With gene ontology (GO) ANOVA, Partek® Genomics Suite® includes the ability to use rigorous statistical analysis to find differentially expressed functional groupings of genes. Leveraging the Gene Ontology database, Partek Genomics Suite can organize genes into functional groups. Not only can GO ANOVA detect up and down regulated functional groups, but also functional groups, which are disrupted in a few genes as a result of treatment. Moreover, the common diction of the GO effort enables this analysis to be compared across all types of gene expression data, including those from other species. Traditional tests, such as GO enrichment, require defining filtered lists of differentially expressed genes followed by an analysis of functional groups related to those genes. On the other hand, GO ANOVA is performed directly after data import and normalization. This minimizes the risk that a highly stringent filter will cause important functional groups to be overlooked.
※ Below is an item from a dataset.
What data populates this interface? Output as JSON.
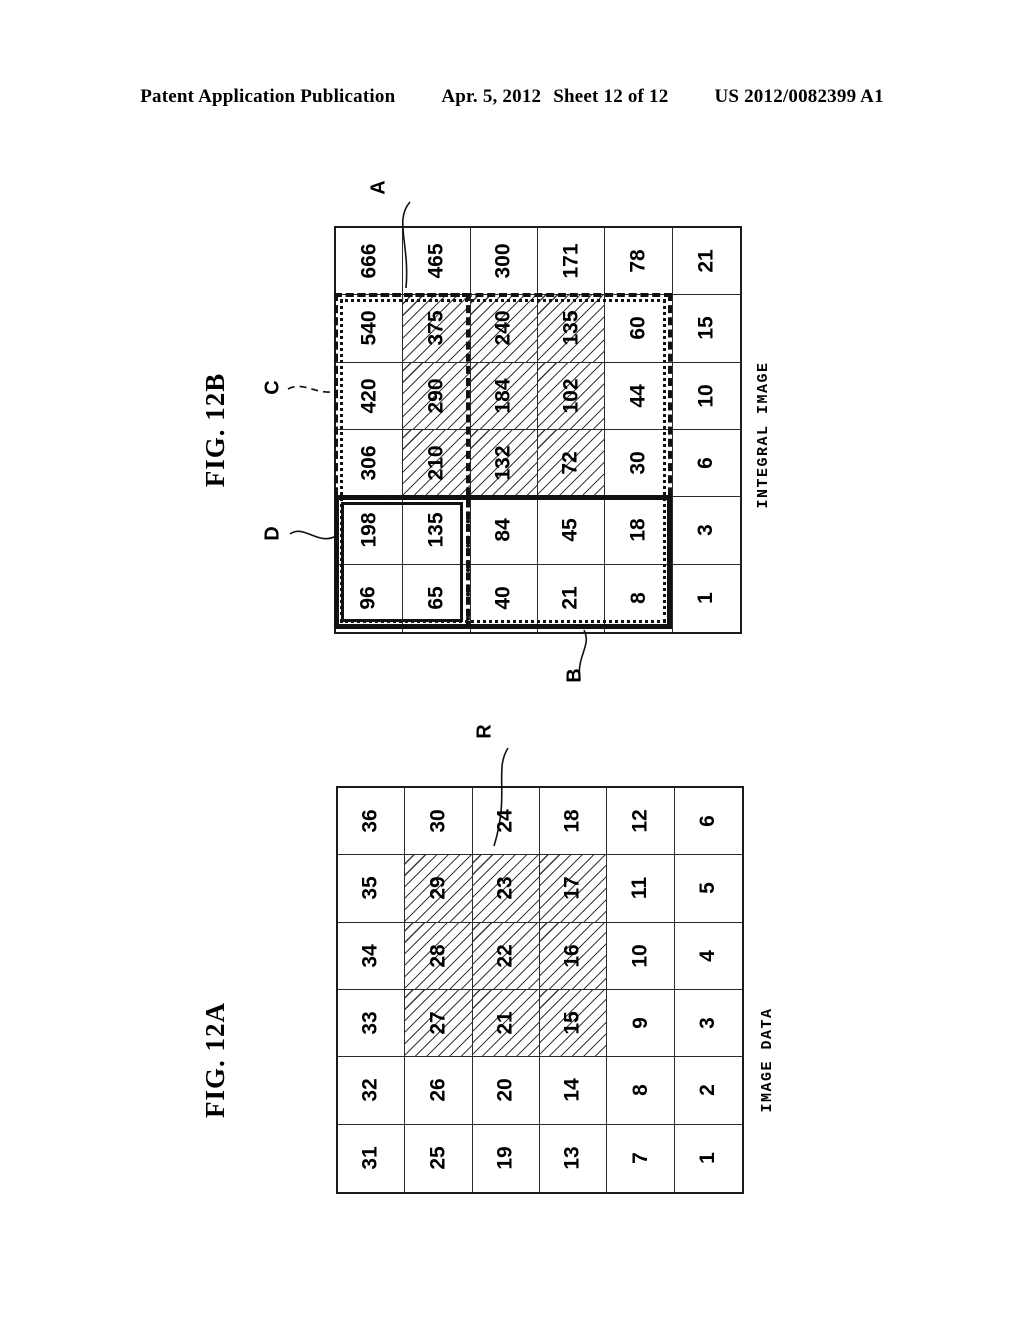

Other tests, such as gene set enrichment analysis (GSEA), tolerate minimal or no pre-filtering. However, these tests are very limited in their ability to integrate complicated experimental designs. GSEA, for example, can only handle two groups at a time. GO ANOVA, on the other hand, can leverage the wealth of sample information collected and use powerful multi-factor ANOVA statistics to analyze very complex interactions and regulatory events. The analysis output includes detailed statistical results specifying the effect and importance of phenotypic information on differential expression and subsequent disruption of Gene Ontology functional categories. Furthermore, GSEA calculates enrichment scores using a running-sum statistic on a ranked gene list. GO ANOVA takes into account more information by utilizing each sample’s expression values to calculate the enrichment score.
Note that the same principles apply to Pathway ANOVA, the only difference being the mapping file; GO ANOVA organizes genes into GO categories, while Pathway ANOVA looks at pathways.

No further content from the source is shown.